Quem dirige pela cidade ou simplesmente olha pela janela do ônibus já notou: as faixas pintadas na via com a inscrição “Ônibus” raramente são usadas só por ônibus. Táxis circulam por elas. Vans escolares também. Em muitas cidades, bicicletas dividem o mesmo espaço. A convivência parece natural, quase desejável do ponto de vista da mobilidade urbana. Mas há um problema jurídico encoberto por essa normalidade aparente.

O Código de Trânsito Brasileiro (CTB) é claro em seu artigo 184, inciso III: faixas destinadas ao transporte público coletivo de passageiros são de uso exclusivo desse tipo de veículo. A palavra “exclusivo” não é ornamento retórico. É uma escolha legislativa deliberada, com consequência jurídica precisa: quem não se enquadra no conceito não pode usar a faixa.

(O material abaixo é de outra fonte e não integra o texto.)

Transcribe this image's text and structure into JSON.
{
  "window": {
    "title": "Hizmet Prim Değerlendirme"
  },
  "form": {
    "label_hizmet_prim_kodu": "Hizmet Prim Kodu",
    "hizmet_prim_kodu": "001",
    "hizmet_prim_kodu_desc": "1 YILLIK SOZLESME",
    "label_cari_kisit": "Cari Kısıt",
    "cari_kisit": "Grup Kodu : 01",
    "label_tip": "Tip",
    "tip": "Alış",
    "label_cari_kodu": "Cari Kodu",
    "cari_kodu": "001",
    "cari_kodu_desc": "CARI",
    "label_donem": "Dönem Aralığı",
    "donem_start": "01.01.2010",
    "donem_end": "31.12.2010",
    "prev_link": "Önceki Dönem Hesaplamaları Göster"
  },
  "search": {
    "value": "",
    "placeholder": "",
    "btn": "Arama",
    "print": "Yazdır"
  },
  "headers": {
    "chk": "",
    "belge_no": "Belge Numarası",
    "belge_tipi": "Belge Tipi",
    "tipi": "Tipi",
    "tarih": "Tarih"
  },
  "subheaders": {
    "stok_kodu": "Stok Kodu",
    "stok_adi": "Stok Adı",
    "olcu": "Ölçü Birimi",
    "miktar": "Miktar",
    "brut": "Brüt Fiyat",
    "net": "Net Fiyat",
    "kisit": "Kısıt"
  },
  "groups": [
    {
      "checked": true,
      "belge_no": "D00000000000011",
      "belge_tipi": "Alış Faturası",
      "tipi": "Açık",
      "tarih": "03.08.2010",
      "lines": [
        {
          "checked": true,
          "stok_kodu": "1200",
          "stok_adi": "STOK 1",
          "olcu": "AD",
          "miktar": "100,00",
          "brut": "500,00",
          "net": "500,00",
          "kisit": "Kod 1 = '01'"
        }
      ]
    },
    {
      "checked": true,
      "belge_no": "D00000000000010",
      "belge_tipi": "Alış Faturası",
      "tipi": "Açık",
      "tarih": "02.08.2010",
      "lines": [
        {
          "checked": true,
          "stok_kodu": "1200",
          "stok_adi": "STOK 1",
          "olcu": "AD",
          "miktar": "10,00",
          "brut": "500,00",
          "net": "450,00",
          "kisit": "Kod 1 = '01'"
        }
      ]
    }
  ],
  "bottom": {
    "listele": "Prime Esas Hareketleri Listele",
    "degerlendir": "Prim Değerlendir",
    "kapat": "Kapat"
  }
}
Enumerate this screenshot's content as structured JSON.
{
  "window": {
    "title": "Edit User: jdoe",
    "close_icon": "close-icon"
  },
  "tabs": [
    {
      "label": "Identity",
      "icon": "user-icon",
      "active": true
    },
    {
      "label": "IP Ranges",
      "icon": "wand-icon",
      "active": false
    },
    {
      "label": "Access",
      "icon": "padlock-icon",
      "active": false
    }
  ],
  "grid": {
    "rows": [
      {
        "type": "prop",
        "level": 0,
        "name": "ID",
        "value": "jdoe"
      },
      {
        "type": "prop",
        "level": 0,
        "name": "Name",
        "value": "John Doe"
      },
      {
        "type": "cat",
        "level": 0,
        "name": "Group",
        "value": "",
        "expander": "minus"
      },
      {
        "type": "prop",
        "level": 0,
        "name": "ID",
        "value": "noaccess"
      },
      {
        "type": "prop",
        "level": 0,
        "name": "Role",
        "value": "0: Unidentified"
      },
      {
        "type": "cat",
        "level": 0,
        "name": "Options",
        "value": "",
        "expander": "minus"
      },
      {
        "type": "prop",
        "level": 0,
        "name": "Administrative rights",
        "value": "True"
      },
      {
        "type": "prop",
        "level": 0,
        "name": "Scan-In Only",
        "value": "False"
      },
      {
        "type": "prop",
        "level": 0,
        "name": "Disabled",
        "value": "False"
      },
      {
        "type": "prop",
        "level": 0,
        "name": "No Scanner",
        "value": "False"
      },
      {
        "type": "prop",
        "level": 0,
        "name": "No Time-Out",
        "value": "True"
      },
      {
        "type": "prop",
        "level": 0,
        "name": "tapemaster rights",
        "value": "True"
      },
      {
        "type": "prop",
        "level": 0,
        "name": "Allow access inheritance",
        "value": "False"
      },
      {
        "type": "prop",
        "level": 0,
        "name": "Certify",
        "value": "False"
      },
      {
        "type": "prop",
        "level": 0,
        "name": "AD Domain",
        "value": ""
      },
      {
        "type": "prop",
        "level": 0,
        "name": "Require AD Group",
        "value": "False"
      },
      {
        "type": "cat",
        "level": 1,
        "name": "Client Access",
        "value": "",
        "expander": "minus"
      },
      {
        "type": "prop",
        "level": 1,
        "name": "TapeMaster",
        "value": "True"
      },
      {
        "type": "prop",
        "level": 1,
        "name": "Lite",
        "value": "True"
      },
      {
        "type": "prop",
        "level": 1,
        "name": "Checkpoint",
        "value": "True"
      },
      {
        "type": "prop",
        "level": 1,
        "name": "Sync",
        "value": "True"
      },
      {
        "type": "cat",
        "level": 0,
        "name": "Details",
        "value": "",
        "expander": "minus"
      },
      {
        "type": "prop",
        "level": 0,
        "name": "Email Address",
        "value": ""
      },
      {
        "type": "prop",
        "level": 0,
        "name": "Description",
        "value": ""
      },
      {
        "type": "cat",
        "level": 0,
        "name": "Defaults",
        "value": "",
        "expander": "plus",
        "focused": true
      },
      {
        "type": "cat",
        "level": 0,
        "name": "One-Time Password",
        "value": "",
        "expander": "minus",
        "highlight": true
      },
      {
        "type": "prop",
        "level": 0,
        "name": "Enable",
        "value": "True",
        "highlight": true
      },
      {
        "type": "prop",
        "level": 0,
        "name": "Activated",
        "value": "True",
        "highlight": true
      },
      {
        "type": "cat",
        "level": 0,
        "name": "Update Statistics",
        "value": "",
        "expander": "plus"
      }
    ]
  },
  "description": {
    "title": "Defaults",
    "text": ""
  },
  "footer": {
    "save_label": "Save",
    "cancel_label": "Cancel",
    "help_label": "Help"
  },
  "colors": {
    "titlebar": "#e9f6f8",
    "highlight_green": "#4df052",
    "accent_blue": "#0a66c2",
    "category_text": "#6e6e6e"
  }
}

Para entender quem se enquadra, é preciso recorrer ao art. 96, inciso II, do próprio CTB, que classifica os veículos por espécie conforme sua destinação principal. Na espécie “passageiros”, constam: bicicleta, ciclomotor, motoneta, motocicleta, triciclo, quadriciclo, automóvel, micro-ônibus, ônibus, bonde, reboque ou semirreboque e charrete. Mas somente ônibus e micro-ônibus são definidos, no Anexo I do CTB, como veículos destinados ao transporte público coletivo de passageiros.

A consequência é direta: táxi é, juridicamente, um automóvel de aluguel, não transporte público coletivo. Van escolar tampouco se enquadra nessa categoria. Bicicleta, idem. A lógica é de exclusão recíproca: ao nomear um único tipo, a regulamentação fecha a porta para todos os demais.

Surge, então, o que se pode chamar de semi-gravidez. Existe mulher que diga estar semi-grávida? Ou está gestando, ou não está. Não há terceira hipótese.

Da mesma forma, não existe faixa semi-exclusiva. Uma faixa é exclusiva para o transporte público coletivo, ou simplesmente não é exclusiva. O que se vê hoje nas cidades brasileiras é uma faixa exclusiva que, na prática, deixou de sê-lo — sem que a lei tenha mudado uma vírgula.

O CTB prevê uma válvula de escape, é verdade. O mesmo inciso III admite que outros veículos utilizem a faixa em casos de força maior e desde que haja autorização do poder público competente. As duas condições são cumulativas: o legislador escolheu “e”, não “ou”. Sem força maior, não há espaço jurídico para a autorização.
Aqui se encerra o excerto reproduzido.